When I tried to reproduce it locally, it failed again, although with a slightly different error message (it was actually the same as before):
[INFO] ------------------------------------------------------- [INFO] T E S T S [INFO] ------------------------------------------------------- [INFO] Running org.apache.hadoop.mapreduce.v2.TestUberAM [ERROR] Tests run: 1, Failures: 1, Errors: 0, Skipped: 0, Time elapsed: 128.192 s <<< FAILURE! - in org.apache.hadoop.mapreduce.v2.TestUberAM [ERROR] testThreadDumpOnTaskTimeout(org.apache.hadoop.mapreduce.v2.TestUberAM) Time elapsed: 79.539 s <<< FAILURE! java.lang.AssertionError: No AppMaster log found! expected:<1> but was:<2> at org.junit.Assert.fail(Assert.java:88) at org.junit.Assert.failNotEquals(Assert.java:743) at org.junit.Assert.assertEquals(Assert.java:118) at org.junit.Assert.assertEquals(Assert.java:555) at org.apache.hadoop.mapreduce.v2.TestMRJobs.testThreadDumpOnTaskTimeout(TestMRJobs.java:1228) at sun.reflect.NativeMethodAccessorImpl.invoke0(Native Method) at sun.reflect.NativeMethodAccessorImpl.invoke(NativeMethodAccessorImpl.java:62) at sun.reflect.DelegatingMethodAccessorImpl.invoke(DelegatingMethodAccessorImpl.java:43) at java.lang.reflect.Method.invoke(Method.java:498) at org.junit.runners.model.FrameworkMethod$1.runReflectiveCall(FrameworkMethod.java:47) at org.junit.internal.runners.model.ReflectiveCallable.run(ReflectiveCallable.java:12) at org.junit.runners.model.FrameworkMethod.invokeExplosively(FrameworkMethod.java:44) at org.junit.internal.runners.statements.InvokeMethod.evaluate(InvokeMethod.java:17) at org.junit.internal.runners.statements.FailOnTimeout$StatementThread.run(FailOnTimeout.java:74)

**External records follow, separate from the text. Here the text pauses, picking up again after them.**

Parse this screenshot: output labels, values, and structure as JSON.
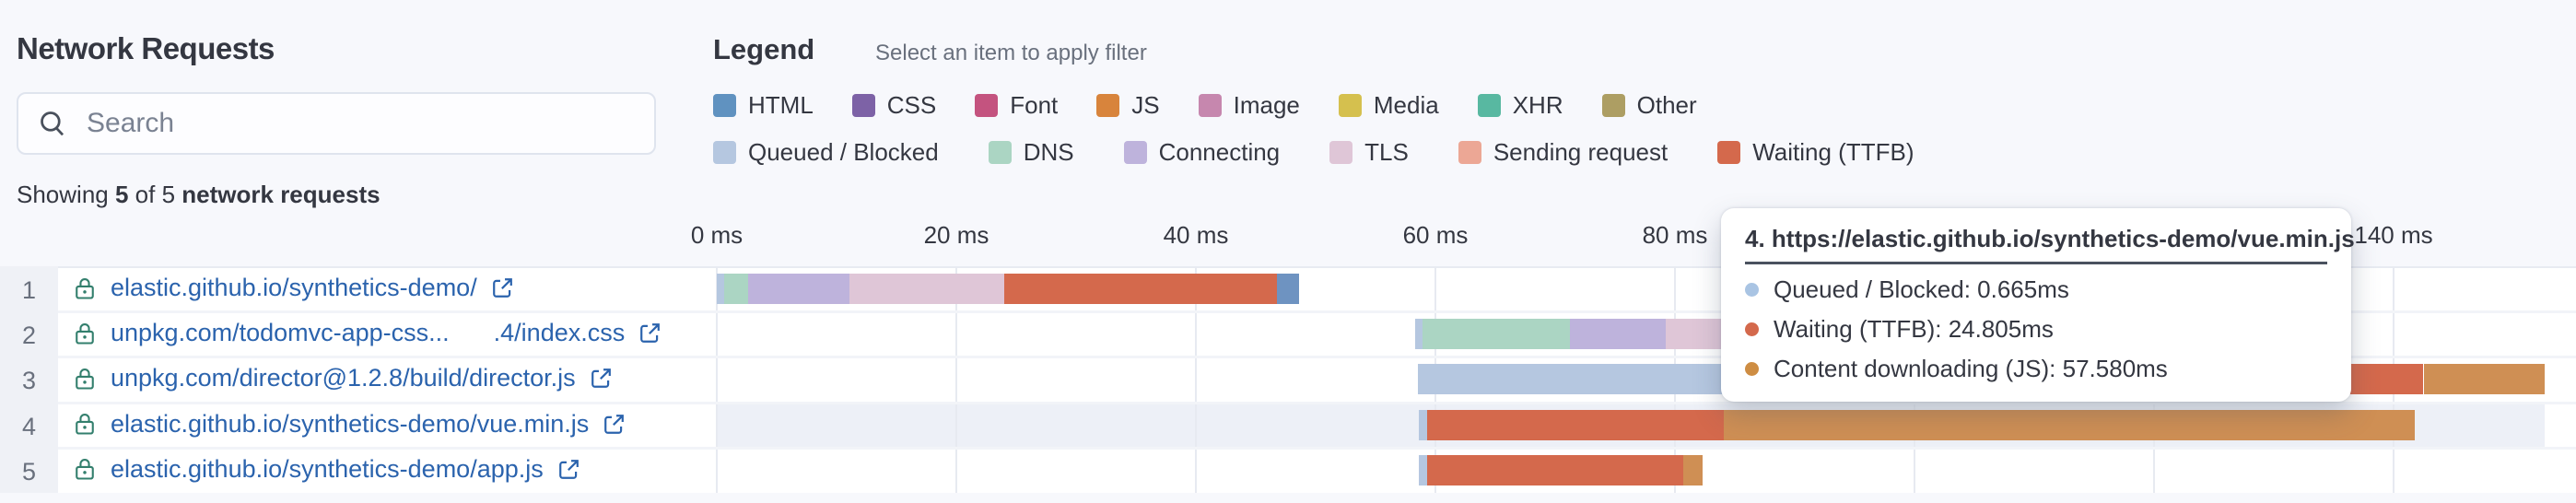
{
  "header": {
    "title": "Network Requests",
    "search_placeholder": "Search",
    "showing": {
      "prefix": "Showing",
      "count": "5",
      "middle": "of 5",
      "suffix": "network requests"
    }
  },
  "legend": {
    "title": "Legend",
    "hint": "Select an item to apply filter",
    "mime_types": [
      {
        "label": "HTML",
        "color": "#6092c0"
      },
      {
        "label": "CSS",
        "color": "#7d62a6"
      },
      {
        "label": "Font",
        "color": "#c4537f"
      },
      {
        "label": "JS",
        "color": "#d8843c"
      },
      {
        "label": "Image",
        "color": "#c687ae"
      },
      {
        "label": "Media",
        "color": "#d5c04e"
      },
      {
        "label": "XHR",
        "color": "#58b8a1"
      },
      {
        "label": "Other",
        "color": "#ad9e63"
      }
    ],
    "phases": [
      {
        "phase": "queued",
        "label": "Queued / Blocked"
      },
      {
        "phase": "dns",
        "label": "DNS"
      },
      {
        "phase": "connecting",
        "label": "Connecting"
      },
      {
        "phase": "tls",
        "label": "TLS"
      },
      {
        "phase": "sending",
        "label": "Sending request"
      },
      {
        "phase": "waiting",
        "label": "Waiting (TTFB)"
      }
    ]
  },
  "phase_colors": {
    "queued": "#b5c7e0",
    "dns": "#abd5c3",
    "connecting": "#beb3dc",
    "tls": "#dfc6d7",
    "sending": "#eca795",
    "waiting": "#d4694c",
    "content_html": "#6e93c1",
    "content_js": "#cf8f54"
  },
  "axis": {
    "unit": "ms",
    "ticks": [
      {
        "label": "0 ms",
        "ms": 0
      },
      {
        "label": "20 ms",
        "ms": 20
      },
      {
        "label": "40 ms",
        "ms": 40
      },
      {
        "label": "60 ms",
        "ms": 60
      },
      {
        "label": "80 ms",
        "ms": 80
      },
      {
        "label": "100 ms",
        "ms": 100
      },
      {
        "label": "120 ms",
        "ms": 120
      },
      {
        "label": "140 ms",
        "ms": 140
      }
    ]
  },
  "highlighted_request": 4,
  "requests": [
    {
      "number": "1",
      "url": "elastic.github.io/synthetics-demo/",
      "url_tail": "",
      "segments": [
        {
          "phase": "queued",
          "start_ms": 0.0,
          "end_ms": 0.6
        },
        {
          "phase": "dns",
          "start_ms": 0.6,
          "end_ms": 2.6
        },
        {
          "phase": "connecting",
          "start_ms": 2.6,
          "end_ms": 11.1
        },
        {
          "phase": "tls",
          "start_ms": 11.1,
          "end_ms": 24.0
        },
        {
          "phase": "waiting",
          "start_ms": 24.0,
          "end_ms": 46.8
        },
        {
          "phase": "content_html",
          "start_ms": 46.8,
          "end_ms": 48.6
        }
      ]
    },
    {
      "number": "2",
      "url": "unpkg.com/todomvc-app-css...",
      "url_tail": ".4/index.css",
      "segments": [
        {
          "phase": "queued",
          "start_ms": 58.3,
          "end_ms": 58.9
        },
        {
          "phase": "dns",
          "start_ms": 58.9,
          "end_ms": 71.2
        },
        {
          "phase": "connecting",
          "start_ms": 71.2,
          "end_ms": 79.2
        },
        {
          "phase": "tls",
          "start_ms": 79.2,
          "end_ms": 93.2
        }
      ]
    },
    {
      "number": "3",
      "url": "unpkg.com/director@1.2.8/build/director.js",
      "url_tail": "",
      "segments": [
        {
          "phase": "queued",
          "start_ms": 58.5,
          "end_ms": 99.1
        },
        {
          "phase": "waiting",
          "start_ms": 99.1,
          "end_ms": 142.5
        },
        {
          "phase": "content_js",
          "start_ms": 142.5,
          "end_ms": 152.6
        }
      ]
    },
    {
      "number": "4",
      "url": "elastic.github.io/synthetics-demo/vue.min.js",
      "url_tail": "",
      "segments": [
        {
          "phase": "queued",
          "start_ms": 58.6,
          "end_ms": 59.3
        },
        {
          "phase": "waiting",
          "start_ms": 59.3,
          "end_ms": 84.1
        },
        {
          "phase": "content_js",
          "start_ms": 84.1,
          "end_ms": 141.8
        }
      ]
    },
    {
      "number": "5",
      "url": "elastic.github.io/synthetics-demo/app.js",
      "url_tail": "",
      "segments": [
        {
          "phase": "queued",
          "start_ms": 58.6,
          "end_ms": 59.3
        },
        {
          "phase": "waiting",
          "start_ms": 59.3,
          "end_ms": 80.7
        },
        {
          "phase": "content_js",
          "start_ms": 80.7,
          "end_ms": 82.3
        }
      ]
    }
  ],
  "tooltip": {
    "title": "4. https://elastic.github.io/synthetics-demo/vue.min.js",
    "items": [
      {
        "label": "Queued / Blocked: 0.665ms",
        "color": "#a9c4e3"
      },
      {
        "label": "Waiting (TTFB): 24.805ms",
        "color": "#d4694c"
      },
      {
        "label": "Content downloading (JS): 57.580ms",
        "color": "#ce8d43"
      }
    ]
  }
}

Root cause: System.exit() is still invoked at Task.statusUpdate()
public void statusUpdate(TaskUmbilicalProtocol umbilical) throws IOException { int retries = MAX_RETRIES; while (true) { try { if (!umbilical.statusUpdate(getTaskID(), taskStatus).getTaskFound()) { LOG.warn("Parent died. Exiting "+taskId); System.exit(66); } taskStatus.clearStatus(); return; ...
At this point, the task was not found and return value of umbilical.statusUpdate() is false. Checking whether we run in uber mode seems to solve the problem.